Un círculo de carne (el injerto con piel del muslo que le hicieron hace pocas semanas) le cubre la herida a la altura del tobillo. Por los bordes remendados se aprecian bultos de pus blanca y amarilla que amenazan con reventar y salpicar a quienes se inclinan para ver mejor. “Mira esta herida y dime si te parece que está bien curada”, masculla Petros. Quienes rodean a padre e hijo opinan. Unos concuerdan con él y niegan que los doctores estén aportando los cuidados necesarios (aunque excusan la falta de atención en que el Hospital no tiene los medios para tratar a nadie como merece); otros consideran que es normal que una herida se infecte en sus primeros estadios. Todo son opiniones mientras el injerto de Asrat se pudre y el muslo se ve rojo y brillante donde le quitaron la piel.

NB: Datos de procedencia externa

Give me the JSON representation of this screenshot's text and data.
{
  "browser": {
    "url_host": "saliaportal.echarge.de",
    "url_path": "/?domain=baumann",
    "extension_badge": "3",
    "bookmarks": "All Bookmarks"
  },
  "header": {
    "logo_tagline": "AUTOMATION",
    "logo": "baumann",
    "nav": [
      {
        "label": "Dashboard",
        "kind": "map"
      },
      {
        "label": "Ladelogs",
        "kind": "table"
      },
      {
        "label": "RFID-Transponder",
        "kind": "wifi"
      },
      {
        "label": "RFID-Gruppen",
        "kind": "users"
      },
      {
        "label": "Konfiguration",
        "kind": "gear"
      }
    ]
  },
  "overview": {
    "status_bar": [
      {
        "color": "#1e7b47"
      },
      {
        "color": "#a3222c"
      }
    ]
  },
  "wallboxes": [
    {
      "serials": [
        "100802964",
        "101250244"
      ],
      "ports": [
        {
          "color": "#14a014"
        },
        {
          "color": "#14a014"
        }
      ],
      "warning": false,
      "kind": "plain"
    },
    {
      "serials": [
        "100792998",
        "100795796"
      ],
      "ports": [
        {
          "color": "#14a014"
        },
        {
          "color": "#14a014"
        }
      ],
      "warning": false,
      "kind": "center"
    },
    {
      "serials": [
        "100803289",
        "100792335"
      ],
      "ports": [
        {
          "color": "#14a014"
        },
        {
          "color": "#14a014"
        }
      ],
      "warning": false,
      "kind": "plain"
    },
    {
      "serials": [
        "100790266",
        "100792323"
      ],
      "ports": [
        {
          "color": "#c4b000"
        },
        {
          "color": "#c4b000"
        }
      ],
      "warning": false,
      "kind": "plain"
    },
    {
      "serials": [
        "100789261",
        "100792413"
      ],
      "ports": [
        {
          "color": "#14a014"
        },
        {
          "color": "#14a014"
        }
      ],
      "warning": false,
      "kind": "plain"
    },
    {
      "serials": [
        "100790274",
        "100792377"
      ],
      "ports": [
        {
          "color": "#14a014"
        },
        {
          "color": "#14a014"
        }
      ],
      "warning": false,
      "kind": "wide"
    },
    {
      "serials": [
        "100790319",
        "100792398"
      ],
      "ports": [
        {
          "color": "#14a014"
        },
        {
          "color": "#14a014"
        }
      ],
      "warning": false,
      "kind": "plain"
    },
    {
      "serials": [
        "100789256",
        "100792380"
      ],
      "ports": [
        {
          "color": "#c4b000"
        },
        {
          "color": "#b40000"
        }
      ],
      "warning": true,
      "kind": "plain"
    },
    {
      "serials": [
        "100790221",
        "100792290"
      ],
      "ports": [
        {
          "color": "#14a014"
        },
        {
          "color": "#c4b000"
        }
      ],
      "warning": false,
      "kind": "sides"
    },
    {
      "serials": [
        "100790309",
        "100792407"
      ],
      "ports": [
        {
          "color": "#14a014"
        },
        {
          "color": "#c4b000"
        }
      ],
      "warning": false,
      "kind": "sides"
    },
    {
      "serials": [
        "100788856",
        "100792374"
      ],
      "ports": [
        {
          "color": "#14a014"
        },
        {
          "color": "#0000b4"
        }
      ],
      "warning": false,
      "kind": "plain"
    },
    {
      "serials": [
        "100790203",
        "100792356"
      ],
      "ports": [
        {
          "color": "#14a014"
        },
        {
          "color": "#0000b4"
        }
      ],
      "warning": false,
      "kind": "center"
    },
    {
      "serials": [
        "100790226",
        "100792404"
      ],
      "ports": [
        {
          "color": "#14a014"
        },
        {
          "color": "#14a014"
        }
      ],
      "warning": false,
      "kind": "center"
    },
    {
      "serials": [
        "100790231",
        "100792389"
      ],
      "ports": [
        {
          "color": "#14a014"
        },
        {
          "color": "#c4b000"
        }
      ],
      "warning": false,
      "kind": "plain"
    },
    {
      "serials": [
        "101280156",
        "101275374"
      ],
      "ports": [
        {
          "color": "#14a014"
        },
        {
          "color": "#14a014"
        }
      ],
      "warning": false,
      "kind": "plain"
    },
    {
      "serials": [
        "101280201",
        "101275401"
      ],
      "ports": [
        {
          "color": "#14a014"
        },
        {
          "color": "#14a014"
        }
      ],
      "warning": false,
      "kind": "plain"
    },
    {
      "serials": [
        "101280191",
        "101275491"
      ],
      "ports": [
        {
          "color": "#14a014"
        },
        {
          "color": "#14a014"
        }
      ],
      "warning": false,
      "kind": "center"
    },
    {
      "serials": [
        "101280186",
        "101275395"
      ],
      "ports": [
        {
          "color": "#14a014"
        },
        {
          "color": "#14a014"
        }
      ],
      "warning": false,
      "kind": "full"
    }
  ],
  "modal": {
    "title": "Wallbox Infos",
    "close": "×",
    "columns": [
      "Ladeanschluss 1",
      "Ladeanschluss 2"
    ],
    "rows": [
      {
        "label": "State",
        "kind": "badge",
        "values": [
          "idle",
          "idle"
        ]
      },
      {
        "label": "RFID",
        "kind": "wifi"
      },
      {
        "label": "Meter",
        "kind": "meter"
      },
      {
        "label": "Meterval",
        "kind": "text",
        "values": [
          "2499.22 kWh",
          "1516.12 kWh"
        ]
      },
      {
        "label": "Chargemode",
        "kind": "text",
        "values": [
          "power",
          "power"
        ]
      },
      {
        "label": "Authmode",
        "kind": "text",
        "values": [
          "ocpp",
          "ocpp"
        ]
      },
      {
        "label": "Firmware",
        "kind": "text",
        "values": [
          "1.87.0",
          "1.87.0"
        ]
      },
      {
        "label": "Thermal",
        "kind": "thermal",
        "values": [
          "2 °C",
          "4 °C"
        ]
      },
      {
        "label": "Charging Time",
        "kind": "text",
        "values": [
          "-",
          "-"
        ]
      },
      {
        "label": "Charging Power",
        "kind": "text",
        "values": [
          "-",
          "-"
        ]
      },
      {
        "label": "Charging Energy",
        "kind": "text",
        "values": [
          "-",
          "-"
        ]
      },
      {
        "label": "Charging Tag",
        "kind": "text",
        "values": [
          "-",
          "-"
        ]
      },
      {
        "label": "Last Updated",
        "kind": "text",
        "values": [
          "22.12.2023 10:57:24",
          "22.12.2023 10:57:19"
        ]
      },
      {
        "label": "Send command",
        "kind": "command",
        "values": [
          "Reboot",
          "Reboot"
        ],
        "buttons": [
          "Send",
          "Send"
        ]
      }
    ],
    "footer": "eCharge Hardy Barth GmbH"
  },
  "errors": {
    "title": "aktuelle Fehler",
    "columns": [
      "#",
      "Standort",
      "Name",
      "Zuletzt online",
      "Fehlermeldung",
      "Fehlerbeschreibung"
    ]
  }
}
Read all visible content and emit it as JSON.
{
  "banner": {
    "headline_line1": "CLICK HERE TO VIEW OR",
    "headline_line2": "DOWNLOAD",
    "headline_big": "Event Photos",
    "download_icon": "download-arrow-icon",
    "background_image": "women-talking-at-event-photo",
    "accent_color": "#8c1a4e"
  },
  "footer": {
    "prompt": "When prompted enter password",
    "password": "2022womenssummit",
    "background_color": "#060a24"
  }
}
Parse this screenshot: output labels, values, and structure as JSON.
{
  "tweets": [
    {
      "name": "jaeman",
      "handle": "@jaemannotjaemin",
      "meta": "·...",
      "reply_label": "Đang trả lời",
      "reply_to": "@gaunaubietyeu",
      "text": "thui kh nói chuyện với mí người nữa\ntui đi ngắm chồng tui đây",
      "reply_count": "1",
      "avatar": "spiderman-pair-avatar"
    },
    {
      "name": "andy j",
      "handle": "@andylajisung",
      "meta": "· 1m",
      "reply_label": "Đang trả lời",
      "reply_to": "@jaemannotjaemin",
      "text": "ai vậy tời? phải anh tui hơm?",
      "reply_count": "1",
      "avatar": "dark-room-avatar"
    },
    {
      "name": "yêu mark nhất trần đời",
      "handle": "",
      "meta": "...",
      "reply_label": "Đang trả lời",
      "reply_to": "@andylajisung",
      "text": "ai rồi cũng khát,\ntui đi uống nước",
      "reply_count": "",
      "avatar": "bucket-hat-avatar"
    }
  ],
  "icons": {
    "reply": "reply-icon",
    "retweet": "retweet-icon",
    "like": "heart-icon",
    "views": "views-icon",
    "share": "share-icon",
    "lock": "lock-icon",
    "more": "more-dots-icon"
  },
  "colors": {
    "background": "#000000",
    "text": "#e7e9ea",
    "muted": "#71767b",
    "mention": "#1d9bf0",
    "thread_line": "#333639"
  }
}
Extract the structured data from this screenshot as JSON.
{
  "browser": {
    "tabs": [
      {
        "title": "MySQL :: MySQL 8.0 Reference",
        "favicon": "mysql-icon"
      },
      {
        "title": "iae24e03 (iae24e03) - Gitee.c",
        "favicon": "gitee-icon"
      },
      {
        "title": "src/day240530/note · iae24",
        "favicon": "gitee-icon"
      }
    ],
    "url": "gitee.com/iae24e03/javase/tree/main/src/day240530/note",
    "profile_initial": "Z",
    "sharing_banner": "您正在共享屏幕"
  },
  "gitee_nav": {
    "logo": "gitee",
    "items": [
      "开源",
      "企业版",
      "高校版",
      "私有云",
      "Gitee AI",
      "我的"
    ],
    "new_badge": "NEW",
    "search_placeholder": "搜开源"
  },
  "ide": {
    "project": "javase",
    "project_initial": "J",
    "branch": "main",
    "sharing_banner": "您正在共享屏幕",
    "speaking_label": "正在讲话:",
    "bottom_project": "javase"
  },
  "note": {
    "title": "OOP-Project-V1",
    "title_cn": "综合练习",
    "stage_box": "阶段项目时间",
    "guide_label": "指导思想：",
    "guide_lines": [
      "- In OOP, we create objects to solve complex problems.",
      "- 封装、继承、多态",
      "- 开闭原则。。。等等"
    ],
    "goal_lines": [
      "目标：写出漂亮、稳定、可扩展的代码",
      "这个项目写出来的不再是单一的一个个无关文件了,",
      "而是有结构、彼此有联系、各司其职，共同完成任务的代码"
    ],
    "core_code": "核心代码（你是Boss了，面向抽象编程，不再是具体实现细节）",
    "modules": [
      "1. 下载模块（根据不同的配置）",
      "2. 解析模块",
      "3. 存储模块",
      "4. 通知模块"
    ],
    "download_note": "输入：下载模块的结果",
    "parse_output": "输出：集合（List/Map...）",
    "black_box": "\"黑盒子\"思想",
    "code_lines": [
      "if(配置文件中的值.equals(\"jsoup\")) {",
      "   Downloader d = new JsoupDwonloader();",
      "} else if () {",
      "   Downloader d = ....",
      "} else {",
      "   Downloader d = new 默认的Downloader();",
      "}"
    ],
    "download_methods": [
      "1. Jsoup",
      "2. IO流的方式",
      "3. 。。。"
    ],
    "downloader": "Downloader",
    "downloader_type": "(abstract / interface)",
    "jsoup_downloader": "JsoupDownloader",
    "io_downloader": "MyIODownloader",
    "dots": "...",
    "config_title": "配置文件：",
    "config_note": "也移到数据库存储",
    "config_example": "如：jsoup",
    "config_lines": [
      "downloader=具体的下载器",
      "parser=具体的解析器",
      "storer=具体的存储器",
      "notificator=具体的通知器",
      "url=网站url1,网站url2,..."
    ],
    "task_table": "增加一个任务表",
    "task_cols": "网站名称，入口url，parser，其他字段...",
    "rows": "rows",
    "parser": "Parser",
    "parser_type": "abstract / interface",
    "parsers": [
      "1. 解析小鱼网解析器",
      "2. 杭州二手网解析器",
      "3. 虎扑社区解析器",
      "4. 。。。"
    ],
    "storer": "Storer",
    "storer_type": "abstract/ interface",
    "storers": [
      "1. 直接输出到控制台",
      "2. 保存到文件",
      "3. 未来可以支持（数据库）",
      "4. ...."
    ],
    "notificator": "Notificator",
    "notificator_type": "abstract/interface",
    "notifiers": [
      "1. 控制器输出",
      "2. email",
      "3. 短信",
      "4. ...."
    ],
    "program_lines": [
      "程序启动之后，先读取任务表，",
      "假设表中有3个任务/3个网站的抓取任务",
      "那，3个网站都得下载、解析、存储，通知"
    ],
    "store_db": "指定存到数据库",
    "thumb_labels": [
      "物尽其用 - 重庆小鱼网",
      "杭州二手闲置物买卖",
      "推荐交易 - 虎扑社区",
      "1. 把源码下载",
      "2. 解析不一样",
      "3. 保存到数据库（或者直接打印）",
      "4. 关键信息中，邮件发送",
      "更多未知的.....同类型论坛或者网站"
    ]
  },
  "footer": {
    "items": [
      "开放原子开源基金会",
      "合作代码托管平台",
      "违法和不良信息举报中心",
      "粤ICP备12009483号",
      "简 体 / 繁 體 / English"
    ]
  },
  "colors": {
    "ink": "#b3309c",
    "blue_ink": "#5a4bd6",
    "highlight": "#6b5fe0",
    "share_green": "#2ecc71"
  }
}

El niño tiembla y se hunde entre las sábanas al escuchar las opiniones de su alrededor, un gesto que su padre percibe y que procura tranquilizar de inmediato. Se muestra más cariñoso cuando le dice que “en realidad, ninguno de nosotros sabemos si tu herida está bien o no, el único que sabe de estas cosas es el médico”. Cuando declara que ellos sólo son pastores y que no saben de medicina como haría un galeno, queda claro que la humildad de Petros, si se descuida, puede ser mortal para el pequeño Asrat. Convencido como anda de que una herida podrida puede ser buena señal, o mala, en fin, una señal misteriosa para él y que sólo puede dilucidar un médico, permite que la herida de su hijo se infecte sin oponer resistencia.

Asrat es un niño roto de Tigray. Dentro de diez años será un adulto roto, como su padre. Y la guerra sigue implacable para ellos, mientras quienes la causaron se congratulan a sí mismos de haber conseguido la paz.